Inflation cushioned by bigger bank accounts: Bank of America Institute

U.S. households — particularly low-income ones — are still sitting on a healthy pandemic nest egg, cushioning them for now against steep price increases on food and energy. That means that even with consumer prices forecast to have risen 8.4% in March, shoppers shouldn’t be running out of cash.

That’s the finding of a new Consumer Checkpoint report from the Bank of America Institute, which showed debit and credit card spending rose 11% last month, or 6.7% on a per-household basis. The gap in spending between income strata is widening, however, with households making less than $50,000 a year spending 4% more in March 2022 compared with March 2021, and those making more than $125,000 a year boosting their spending by 11.8%.

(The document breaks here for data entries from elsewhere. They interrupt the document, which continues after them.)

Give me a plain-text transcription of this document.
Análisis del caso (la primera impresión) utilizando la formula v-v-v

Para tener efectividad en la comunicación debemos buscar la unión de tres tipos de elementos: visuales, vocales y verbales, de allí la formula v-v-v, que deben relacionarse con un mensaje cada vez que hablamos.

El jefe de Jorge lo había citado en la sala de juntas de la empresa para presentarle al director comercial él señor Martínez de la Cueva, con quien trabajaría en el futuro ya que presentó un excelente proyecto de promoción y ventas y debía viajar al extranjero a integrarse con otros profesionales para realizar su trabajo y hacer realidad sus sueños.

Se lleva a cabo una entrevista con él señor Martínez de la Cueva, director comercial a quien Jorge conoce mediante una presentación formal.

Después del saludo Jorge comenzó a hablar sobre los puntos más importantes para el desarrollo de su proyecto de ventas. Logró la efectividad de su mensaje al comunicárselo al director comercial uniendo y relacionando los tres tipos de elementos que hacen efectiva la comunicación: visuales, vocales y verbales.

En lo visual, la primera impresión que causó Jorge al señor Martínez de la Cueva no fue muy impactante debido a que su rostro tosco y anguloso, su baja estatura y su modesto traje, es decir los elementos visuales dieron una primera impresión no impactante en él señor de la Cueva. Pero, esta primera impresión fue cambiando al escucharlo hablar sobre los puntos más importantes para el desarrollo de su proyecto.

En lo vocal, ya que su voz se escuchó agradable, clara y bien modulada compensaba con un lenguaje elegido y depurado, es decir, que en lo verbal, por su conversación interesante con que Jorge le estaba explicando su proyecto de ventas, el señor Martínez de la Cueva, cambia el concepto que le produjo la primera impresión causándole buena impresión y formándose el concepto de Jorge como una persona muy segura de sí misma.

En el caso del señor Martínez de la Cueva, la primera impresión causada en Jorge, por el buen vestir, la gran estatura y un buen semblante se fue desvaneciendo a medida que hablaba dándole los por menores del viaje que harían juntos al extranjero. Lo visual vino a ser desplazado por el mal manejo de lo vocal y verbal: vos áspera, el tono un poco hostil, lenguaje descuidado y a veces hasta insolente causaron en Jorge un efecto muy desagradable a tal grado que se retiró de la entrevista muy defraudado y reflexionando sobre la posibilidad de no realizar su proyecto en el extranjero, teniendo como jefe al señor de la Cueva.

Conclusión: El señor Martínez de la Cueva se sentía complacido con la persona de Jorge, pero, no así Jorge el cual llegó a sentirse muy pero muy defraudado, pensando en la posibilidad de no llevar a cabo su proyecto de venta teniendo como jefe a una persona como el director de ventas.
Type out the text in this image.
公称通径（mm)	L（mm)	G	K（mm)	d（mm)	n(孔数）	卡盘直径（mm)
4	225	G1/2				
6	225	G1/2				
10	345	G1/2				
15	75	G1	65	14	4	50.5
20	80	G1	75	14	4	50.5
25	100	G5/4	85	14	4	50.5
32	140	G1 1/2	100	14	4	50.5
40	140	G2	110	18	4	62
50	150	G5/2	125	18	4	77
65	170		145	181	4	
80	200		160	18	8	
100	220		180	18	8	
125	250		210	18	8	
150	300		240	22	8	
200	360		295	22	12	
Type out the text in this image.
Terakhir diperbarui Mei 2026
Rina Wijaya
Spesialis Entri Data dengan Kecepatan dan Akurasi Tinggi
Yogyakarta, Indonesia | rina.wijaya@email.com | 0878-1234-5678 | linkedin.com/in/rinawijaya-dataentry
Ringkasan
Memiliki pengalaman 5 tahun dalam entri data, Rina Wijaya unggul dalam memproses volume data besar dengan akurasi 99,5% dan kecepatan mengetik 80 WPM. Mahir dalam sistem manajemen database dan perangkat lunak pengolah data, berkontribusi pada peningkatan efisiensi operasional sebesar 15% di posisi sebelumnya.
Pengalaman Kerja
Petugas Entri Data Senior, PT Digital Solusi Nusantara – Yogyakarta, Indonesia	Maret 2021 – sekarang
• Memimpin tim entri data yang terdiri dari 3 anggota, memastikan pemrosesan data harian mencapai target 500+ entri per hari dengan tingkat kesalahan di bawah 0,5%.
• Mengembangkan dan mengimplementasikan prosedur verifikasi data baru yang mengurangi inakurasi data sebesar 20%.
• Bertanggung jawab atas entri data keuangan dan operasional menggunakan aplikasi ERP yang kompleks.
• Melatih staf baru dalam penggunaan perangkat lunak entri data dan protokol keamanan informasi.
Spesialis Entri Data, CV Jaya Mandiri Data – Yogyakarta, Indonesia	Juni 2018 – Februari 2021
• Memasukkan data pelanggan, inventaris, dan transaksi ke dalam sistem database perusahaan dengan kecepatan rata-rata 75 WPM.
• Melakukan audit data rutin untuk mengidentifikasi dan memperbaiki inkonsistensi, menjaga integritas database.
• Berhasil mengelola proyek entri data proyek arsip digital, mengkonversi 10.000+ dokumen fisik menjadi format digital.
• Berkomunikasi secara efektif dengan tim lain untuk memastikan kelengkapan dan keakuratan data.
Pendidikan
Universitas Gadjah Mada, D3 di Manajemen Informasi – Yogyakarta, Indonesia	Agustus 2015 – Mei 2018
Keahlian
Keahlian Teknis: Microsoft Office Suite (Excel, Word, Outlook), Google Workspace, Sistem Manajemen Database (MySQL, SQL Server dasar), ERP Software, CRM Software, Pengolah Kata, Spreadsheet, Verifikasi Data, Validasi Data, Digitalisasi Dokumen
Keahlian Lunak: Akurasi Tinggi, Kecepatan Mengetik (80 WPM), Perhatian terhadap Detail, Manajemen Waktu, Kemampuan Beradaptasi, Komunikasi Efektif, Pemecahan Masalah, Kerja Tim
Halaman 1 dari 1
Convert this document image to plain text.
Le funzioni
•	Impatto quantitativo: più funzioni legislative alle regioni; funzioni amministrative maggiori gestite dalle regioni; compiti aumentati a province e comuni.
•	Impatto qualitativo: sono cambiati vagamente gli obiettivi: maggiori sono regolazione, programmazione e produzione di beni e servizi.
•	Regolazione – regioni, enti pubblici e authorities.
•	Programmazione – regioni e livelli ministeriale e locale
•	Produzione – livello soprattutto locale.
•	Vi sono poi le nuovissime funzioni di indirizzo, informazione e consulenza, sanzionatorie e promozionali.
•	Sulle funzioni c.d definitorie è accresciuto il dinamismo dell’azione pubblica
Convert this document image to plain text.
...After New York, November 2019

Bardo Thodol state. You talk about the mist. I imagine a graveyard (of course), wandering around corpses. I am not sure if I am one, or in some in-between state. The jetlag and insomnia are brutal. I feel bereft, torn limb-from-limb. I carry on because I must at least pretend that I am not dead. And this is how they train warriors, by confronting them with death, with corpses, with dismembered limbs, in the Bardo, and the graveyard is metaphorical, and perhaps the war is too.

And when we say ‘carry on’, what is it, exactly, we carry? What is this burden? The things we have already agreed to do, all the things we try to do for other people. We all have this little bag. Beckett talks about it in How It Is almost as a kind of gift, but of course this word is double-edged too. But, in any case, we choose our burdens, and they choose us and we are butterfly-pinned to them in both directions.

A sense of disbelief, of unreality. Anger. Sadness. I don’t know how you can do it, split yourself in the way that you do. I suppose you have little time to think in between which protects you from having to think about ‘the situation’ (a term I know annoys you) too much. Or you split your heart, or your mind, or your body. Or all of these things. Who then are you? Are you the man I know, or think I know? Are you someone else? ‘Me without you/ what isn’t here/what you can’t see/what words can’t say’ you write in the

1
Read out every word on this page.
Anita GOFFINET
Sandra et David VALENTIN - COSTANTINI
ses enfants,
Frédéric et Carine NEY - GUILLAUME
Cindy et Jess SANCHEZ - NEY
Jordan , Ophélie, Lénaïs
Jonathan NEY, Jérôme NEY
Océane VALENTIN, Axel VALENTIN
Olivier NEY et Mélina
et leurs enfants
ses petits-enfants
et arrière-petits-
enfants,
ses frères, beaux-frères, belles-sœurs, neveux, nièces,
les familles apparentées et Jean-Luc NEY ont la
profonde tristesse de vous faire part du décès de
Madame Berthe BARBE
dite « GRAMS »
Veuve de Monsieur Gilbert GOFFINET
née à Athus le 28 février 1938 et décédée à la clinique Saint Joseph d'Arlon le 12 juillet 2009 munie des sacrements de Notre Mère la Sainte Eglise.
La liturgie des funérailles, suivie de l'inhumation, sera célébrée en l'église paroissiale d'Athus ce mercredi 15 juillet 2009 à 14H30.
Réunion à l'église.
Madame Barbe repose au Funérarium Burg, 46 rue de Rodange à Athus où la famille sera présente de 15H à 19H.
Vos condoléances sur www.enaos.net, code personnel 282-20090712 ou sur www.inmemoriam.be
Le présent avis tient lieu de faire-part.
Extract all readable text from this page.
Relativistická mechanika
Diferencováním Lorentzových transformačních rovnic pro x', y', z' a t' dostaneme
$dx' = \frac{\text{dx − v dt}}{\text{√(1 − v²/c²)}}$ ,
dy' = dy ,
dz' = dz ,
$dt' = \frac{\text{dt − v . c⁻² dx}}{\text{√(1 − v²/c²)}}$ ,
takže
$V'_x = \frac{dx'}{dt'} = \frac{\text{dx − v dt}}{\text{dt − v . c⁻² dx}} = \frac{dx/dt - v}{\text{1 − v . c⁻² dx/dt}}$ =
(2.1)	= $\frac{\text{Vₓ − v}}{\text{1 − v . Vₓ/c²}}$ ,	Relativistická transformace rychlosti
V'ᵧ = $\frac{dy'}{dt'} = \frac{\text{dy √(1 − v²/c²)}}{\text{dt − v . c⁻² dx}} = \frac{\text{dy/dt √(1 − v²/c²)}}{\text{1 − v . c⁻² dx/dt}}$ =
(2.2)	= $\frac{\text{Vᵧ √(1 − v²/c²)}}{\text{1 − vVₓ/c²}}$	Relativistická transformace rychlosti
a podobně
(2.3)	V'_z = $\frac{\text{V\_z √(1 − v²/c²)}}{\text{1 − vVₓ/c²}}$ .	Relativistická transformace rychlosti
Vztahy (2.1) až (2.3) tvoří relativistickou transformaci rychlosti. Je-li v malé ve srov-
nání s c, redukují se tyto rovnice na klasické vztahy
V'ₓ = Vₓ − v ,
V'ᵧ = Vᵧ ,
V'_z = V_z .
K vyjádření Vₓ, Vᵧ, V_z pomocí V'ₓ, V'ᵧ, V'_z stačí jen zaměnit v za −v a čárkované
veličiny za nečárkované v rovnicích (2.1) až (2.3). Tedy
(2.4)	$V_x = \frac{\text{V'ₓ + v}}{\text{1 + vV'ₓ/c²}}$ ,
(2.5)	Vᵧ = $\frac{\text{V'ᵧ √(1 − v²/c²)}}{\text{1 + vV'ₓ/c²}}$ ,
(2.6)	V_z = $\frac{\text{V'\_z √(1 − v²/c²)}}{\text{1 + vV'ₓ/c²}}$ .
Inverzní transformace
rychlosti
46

“One of the comforts we take looking at our data set is that consumer deposits are running considerably higher, particularly for the low-income households, than they were pre-pandemic,” Bank of America Institute Chief economist David Tinsley told Yahoo Finance Live in an interview. “On average, the lower-income household has about $1,500 more in the savings and checking account than it did pre-pandemic.”

As Tinsley’s report found, “A measure of median household savings and checking balances for those groups with income below $50K shows these balances are around double where they were before the pandemic. Broader measures of average consumer deposits show even larger percentage increases.”

Americans are also carrying lower debt loads, as pointed out by Keith Lerner, co-chief investment officer and chief market strategist at Truist, in a recent note to investors. “Credit card balances are at a 25-year low. Similarly, the household debt service ratio is at a more than 25-year low. Thus, while there is higher inflation, most people should be able to make it through this period,” he wrote.

Inflation is still an issue. Consumer prices for all items, including food and energy, rose 7.9% in February, and economists predict that further accelerated in March. The Bureau of Labor Statistics is set to release the Consumer Price Index on Tuesday.

The Federal Reserve is aiming squarely at those price increases, giving more indications in minutes of its March meeting, published Wednesday, that it plans to raise interest rates by 0.5% in May. It also laid out the planned wind-down of its $9 trillion balance sheet.